Review of The Front

The Front (1976)
7/10
Commie paranoia takes over.
7 November 2016
Warning: Spoilers
During the height of the communist scare, writers were being blacklisted it seems for purring explanation points where censors thought a period should be. For that, writers who wanted to work but couldn't hired someone they referred to as a "front". The idea of a pseudonym to work under a different name had been caught onto, so someone had to pretend to be them so they could earn some money. When greasy spoon employee Woody Allen gets the opportunity to earn a few extra dollars from blacklisted writer Michael Murphy, he grabs it, only to find out about the value of personal freedoms and rights taken away from those who don't agree to the status quo. Along the way, he encounters a blacklisted comic (Zero Mostel) who influences him in getting more involved in the fight but is secretly spying on him in an effort to provide a name so he can continue working. It's obvious, however, that the committee is simply using him and will betray him in the end, which leads up to a very touching scene at the end.
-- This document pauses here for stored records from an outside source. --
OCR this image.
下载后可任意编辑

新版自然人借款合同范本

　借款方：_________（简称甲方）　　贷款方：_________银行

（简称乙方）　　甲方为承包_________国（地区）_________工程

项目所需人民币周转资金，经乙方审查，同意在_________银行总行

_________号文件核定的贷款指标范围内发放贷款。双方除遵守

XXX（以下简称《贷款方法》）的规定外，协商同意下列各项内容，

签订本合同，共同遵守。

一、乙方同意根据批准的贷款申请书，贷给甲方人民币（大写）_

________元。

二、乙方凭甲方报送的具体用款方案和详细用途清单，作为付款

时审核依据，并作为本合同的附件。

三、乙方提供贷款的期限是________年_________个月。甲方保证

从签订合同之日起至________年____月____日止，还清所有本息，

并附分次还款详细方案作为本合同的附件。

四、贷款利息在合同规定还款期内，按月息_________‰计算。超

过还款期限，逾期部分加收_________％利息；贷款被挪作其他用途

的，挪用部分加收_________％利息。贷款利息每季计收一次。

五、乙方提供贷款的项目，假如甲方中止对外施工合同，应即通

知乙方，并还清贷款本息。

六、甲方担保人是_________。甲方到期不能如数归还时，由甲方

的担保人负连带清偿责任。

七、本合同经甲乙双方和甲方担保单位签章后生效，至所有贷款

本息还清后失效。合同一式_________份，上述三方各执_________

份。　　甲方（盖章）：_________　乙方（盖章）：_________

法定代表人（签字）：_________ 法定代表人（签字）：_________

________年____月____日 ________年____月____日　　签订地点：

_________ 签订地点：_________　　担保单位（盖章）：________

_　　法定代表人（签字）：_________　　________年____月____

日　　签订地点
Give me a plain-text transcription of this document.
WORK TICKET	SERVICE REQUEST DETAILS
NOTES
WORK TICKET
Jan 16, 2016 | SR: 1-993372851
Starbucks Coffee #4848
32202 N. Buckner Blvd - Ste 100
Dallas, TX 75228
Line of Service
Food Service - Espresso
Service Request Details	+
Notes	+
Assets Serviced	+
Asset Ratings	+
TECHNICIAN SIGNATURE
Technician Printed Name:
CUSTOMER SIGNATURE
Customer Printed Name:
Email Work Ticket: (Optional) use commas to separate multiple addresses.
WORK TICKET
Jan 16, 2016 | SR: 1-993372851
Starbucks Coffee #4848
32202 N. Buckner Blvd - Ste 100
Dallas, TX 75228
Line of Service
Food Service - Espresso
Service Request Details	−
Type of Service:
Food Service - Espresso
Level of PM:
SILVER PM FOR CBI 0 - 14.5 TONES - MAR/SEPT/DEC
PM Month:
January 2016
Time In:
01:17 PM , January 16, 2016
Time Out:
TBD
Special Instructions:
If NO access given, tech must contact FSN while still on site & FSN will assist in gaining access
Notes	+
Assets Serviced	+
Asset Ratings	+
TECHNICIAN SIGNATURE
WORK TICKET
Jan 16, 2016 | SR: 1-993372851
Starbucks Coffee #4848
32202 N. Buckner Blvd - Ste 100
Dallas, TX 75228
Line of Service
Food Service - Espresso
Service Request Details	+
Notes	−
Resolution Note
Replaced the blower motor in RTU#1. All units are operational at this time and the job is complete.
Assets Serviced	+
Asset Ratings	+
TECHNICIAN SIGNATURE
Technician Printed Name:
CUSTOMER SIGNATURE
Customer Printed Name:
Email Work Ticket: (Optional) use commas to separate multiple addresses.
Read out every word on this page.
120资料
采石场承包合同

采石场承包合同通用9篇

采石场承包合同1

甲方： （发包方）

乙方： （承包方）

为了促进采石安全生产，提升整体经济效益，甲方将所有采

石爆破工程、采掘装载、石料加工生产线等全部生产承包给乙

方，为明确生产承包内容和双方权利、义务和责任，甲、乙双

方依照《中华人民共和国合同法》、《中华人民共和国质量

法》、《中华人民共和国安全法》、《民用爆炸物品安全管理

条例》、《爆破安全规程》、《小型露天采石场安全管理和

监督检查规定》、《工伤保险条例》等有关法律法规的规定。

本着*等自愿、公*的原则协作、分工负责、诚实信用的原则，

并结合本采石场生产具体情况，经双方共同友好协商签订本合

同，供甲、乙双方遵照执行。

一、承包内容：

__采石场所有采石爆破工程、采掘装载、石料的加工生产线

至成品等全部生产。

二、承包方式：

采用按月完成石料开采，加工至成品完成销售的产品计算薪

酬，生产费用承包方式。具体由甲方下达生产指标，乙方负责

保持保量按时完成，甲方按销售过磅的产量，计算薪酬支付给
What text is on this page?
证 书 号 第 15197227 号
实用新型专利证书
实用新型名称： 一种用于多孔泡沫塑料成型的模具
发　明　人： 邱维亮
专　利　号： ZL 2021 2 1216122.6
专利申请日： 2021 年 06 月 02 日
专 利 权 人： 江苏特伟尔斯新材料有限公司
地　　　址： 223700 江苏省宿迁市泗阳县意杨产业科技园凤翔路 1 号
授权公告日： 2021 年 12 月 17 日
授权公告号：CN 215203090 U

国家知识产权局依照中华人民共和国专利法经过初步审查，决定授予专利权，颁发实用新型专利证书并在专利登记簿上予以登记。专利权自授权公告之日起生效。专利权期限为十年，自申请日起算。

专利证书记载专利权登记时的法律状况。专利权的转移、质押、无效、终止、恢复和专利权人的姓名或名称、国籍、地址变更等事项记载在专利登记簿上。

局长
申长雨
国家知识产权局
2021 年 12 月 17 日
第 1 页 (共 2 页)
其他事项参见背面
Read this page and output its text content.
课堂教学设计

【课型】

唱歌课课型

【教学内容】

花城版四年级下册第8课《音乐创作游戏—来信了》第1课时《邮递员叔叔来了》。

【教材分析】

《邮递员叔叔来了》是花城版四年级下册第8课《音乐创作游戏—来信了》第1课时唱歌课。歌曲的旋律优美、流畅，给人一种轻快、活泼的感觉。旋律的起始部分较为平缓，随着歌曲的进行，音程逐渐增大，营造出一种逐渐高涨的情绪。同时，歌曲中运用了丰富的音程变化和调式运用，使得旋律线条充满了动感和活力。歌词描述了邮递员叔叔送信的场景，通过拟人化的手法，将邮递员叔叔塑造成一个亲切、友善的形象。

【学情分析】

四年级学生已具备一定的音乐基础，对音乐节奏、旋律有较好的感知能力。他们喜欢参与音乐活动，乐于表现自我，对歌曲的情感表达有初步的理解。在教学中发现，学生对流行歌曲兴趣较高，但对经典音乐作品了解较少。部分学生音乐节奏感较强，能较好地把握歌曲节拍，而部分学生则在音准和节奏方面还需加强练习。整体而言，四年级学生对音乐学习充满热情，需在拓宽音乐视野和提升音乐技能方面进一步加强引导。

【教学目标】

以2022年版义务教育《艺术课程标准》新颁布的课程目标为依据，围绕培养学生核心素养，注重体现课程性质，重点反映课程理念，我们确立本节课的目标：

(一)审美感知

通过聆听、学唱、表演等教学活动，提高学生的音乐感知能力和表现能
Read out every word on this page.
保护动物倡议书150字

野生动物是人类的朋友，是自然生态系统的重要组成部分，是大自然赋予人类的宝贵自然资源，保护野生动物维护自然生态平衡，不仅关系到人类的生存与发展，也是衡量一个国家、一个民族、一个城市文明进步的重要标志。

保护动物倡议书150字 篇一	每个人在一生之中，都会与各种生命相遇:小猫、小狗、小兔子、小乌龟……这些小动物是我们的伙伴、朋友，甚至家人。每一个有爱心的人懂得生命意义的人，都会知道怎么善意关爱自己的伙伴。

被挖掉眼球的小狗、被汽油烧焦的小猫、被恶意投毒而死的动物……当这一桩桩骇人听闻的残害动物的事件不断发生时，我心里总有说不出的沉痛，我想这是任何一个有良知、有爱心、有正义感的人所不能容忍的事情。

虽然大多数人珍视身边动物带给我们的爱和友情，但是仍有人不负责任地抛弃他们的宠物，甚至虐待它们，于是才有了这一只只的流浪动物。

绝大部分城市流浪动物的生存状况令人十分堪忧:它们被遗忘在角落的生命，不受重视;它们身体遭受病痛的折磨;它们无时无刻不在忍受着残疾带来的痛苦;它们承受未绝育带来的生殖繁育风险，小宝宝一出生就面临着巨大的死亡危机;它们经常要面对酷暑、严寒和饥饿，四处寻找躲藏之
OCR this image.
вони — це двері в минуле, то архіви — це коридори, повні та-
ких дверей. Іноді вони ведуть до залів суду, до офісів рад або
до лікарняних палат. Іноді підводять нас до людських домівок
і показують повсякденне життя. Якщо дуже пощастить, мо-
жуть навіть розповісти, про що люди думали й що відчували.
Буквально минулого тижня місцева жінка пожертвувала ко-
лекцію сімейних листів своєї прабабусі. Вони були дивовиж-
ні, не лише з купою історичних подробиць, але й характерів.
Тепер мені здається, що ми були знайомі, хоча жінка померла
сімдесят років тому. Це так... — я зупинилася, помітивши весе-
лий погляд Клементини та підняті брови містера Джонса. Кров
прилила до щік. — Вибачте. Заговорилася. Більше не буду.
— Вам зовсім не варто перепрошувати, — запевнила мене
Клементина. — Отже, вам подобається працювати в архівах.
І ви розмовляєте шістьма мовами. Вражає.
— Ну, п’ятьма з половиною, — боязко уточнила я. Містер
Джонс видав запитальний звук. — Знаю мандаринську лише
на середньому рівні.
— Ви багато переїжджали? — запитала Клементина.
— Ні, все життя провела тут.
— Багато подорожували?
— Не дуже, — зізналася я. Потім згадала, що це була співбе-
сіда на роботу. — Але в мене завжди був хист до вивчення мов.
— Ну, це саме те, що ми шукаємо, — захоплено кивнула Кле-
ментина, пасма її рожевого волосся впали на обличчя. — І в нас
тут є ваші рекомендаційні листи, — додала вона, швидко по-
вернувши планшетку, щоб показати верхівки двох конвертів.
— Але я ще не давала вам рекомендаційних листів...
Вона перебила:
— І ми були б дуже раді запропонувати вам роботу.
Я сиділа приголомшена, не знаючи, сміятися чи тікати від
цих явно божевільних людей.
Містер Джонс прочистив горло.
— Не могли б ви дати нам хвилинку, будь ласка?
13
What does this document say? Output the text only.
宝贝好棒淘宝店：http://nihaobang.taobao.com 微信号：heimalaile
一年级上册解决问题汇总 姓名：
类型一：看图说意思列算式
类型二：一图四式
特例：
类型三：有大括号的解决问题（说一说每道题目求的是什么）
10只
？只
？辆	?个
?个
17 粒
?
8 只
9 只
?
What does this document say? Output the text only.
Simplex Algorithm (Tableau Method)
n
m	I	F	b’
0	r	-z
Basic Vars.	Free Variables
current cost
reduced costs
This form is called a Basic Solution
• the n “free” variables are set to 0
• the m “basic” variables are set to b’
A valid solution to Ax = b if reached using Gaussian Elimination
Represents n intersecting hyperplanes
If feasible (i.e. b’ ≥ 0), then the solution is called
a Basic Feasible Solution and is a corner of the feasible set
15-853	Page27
A smart, often touching and funny drama, this takes on its own industry and attacks it for the careers it destroyed, the dreams it broke, and the freedoms it violated. Forty years later, it is equally valid as a mixture of liberal politics and p.c. attitudes threaten to censor people, not only in writing but in freedom of speech as well. Zero Mostel, for example, was one of several people named by Broadway director/choreographer Jerome Robbins, and when they were reunited in 1962 for "A Funny Thing Happened on the Way to the Forum", Mostel greeted Robbins with "Hello, loose lips", which adds to the passion he puts towards the characterization here.

While this has all the markings of a Woody Allen film, it only stars him, and he is excellent. Even though he did not write the screenplay, it seems like each and every word came off of his pen. The real creative team behind the film were actual blacklist victims, including director Martin Ritt and writer Walter Bernstein. Mostel is terrific in a role that resembles his own real life situation, but unlike Mostel in real life, his character was never able to rebound and find bigger triumphs. I find that this holds up even better today to give us warnings that freedoms of thought and personal ideals are much more important than the liberal battle of the day and the censorship police who only will allow freedom of speech when it agrees with theirs.